Every year, I intend to come to the AGM dinner, but I’m always away when it’s on. This year... I’m away again. Sigh. Maybe next year.

Cheers
Barry Hill

I attended Heath from 1977 to 1982 and wasn’t exactly a model pupil. Attendance was more on a part time basis and, even when I was there, I wasted what I now know to be a very good opportunity. Still, I had a chance to make amends following a horrific car crash thirteen years ago that left me blind. In 1998, I enrolled at college and then went on to university in Huddersfield and, two years ago, came out with a respectable 2:1 BSc Hons in Behavioural Sciences.

Since then, I have worked, on a voluntary basis, on several health and disabilities committees, including the Halifax Society for the Blind for whom I advise on technology used by and for visually impaired people.
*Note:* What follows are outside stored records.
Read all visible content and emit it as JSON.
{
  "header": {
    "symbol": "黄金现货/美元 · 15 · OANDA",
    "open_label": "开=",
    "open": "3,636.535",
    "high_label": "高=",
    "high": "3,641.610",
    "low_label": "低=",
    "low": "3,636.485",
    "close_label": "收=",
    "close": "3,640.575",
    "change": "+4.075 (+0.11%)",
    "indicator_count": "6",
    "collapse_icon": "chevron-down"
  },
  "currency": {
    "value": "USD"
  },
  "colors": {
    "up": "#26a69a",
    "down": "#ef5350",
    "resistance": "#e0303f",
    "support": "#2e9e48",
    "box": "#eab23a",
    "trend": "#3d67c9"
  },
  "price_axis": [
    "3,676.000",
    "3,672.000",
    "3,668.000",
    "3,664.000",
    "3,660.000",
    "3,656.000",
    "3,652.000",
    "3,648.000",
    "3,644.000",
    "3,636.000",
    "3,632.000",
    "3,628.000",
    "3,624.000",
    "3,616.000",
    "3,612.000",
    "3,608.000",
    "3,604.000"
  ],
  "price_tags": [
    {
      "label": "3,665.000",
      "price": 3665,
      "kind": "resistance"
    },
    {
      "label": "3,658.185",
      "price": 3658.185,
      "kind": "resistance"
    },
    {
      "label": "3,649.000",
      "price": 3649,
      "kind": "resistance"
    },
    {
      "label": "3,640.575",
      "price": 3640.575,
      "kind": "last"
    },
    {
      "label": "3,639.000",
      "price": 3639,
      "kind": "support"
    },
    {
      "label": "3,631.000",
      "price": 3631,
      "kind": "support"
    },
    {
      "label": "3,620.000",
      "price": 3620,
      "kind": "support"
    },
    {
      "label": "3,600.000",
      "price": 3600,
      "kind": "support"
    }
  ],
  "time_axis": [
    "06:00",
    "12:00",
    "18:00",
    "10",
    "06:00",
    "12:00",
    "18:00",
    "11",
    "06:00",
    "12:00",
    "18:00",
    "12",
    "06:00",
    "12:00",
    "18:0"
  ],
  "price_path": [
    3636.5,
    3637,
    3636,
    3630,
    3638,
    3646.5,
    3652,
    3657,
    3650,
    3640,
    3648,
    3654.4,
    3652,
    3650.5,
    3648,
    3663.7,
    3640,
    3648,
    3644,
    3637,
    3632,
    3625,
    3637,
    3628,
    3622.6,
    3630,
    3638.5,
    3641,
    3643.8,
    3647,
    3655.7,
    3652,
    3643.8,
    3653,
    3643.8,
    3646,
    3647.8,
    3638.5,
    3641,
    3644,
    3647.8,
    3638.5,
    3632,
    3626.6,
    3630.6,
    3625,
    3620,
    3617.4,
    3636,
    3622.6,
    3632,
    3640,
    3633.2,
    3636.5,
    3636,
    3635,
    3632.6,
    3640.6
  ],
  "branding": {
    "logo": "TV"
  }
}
This degree and voluntary work put me in good stead for a recent job application, for which I am delighted to say that I have been successful. I will soon be working for the BBC as the Access Technology Manager. This will mean that I will work with the Access Technology Strategist to provide continuous support and advice to project managers, disabled people and Heads of technical services to ensure a cohesive and generic level of service across the BBC. This will be done by my providing advice and practical support using assistive technology, allowing people with diverse disabilities to use the in-house applications throughout the BBC. I’m sorry, guys. I won’t be able to influence programming schedules and content.

On reflection, I’m sure some of the lessons at Heath must have sunk in and provided a firm foundation for future education and consequent job offer. So, perhaps my time there wasn’t completely wasted.